La necessità di fronteggiare il rischio idrogeologico anche attraverso l'unificazione delle procedure di allertamento e la gestione integrata del sistema di monitoraggio ha portato alla progettazione e realizzazione della Rete dei Centri Funzionali (O.M. 3134/2001).

La successiva Direttiva del Presidente del Consiglio dei Ministri del 27 febbraio 2004 ha introdotto gli indirizzi operativi per la gestione dell'allertamento per il rischio idrogeologico ai fini di protezione civile.

L'Abruzzo, come gran parte del territorio nazionale, non è esente da fenomeni di dissesto idrogeologico, ponendosi al nono posto della classifica delle regioni a più alto rischio.

Un recente studio ha individuato circa 1200 dissesti sul territorio regionale.

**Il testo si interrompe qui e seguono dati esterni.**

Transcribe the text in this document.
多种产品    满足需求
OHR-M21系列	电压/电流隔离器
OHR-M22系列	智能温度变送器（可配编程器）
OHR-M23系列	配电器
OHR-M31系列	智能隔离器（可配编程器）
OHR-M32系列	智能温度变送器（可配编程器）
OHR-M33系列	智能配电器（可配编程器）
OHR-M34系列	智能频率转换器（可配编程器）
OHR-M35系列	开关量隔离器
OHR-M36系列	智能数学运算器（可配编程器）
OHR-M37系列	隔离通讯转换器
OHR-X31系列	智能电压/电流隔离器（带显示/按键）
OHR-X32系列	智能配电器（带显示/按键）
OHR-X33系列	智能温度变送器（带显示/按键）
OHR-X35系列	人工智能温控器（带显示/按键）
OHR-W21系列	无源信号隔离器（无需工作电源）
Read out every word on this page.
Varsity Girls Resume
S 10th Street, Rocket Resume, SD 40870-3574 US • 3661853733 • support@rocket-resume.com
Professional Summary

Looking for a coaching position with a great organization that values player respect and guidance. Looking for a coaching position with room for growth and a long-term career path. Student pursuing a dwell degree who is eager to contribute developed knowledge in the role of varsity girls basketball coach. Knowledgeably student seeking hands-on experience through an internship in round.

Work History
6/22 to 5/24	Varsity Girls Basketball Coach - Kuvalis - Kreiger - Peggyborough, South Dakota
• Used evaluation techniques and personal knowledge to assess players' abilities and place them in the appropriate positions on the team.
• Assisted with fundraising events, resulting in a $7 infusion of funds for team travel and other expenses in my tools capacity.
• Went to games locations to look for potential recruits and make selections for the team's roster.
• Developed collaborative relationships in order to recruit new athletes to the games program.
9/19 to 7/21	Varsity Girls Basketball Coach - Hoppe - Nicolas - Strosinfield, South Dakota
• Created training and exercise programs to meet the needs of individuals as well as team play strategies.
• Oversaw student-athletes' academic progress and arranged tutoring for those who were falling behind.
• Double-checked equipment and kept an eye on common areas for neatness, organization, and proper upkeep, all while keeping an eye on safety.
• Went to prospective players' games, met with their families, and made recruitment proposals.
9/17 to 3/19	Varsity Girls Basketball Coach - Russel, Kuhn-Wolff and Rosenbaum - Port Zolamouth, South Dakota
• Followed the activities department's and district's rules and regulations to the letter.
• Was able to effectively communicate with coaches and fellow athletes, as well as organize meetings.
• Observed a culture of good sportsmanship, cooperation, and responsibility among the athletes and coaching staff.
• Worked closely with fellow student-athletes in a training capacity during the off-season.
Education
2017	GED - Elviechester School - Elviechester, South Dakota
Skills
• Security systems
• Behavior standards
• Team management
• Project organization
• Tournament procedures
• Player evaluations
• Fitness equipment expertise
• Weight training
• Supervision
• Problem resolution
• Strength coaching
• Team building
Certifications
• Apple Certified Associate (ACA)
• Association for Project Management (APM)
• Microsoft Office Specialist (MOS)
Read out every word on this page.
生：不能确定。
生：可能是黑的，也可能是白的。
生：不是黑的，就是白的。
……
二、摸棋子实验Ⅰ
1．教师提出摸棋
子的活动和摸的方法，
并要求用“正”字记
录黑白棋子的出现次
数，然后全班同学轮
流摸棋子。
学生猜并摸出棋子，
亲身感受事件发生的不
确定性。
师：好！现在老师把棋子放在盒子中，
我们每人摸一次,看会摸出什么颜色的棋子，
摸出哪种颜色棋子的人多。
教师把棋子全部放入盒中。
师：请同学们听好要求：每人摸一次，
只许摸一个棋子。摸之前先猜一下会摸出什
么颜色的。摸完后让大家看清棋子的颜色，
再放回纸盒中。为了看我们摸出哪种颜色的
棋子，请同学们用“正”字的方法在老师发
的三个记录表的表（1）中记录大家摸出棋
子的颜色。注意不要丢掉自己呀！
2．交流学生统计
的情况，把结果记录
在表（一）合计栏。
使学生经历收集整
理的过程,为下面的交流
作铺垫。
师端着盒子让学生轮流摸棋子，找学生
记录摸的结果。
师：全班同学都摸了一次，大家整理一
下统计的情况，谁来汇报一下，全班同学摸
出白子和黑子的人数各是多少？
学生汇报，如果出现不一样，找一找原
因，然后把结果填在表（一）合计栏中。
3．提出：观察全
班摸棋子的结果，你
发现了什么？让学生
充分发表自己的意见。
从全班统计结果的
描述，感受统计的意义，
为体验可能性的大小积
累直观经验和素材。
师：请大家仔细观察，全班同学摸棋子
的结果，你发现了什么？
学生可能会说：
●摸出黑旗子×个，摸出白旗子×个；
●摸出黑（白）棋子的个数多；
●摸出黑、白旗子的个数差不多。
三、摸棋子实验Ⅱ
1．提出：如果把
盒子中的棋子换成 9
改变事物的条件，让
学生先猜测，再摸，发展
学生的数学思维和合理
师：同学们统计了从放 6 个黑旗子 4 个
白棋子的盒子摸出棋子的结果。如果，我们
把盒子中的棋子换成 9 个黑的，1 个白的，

Tra gli eventi che hanno riguardato la nostra regione negli ultimi anni sono da ricordare:

  • l'alluvione di Pescara del 9 e 10 aprile 1992;
  • l’alluvione di Pineto (Te) del 9 luglio 1999;
  • gli eventi del 23-26 gennaio 2003, con interessamento delle province di Chieti, Pescara e Teramo;
  • l’evento alluvionale che il 6-7 ottobre 2007 che ha interessato i comuni della Val Vibrata ed in particolare i comuni costieri di Tortoreto (Te) e Alba Adriatica (Te);
  • l’alluvione del 1-3 marzo 2011 che ha interessato i comuni della Provincia di Teramo. 

Sono da menzionare, inoltre, la rovinosa frana su Roccamontepiano nel 1765, i movimenti franosi della collina di Chieti, di Caramanico (Pe), di Montebello sul Sangro (Ch) e, in tempi più recentI, San Martino sulla Marrucina (Ch).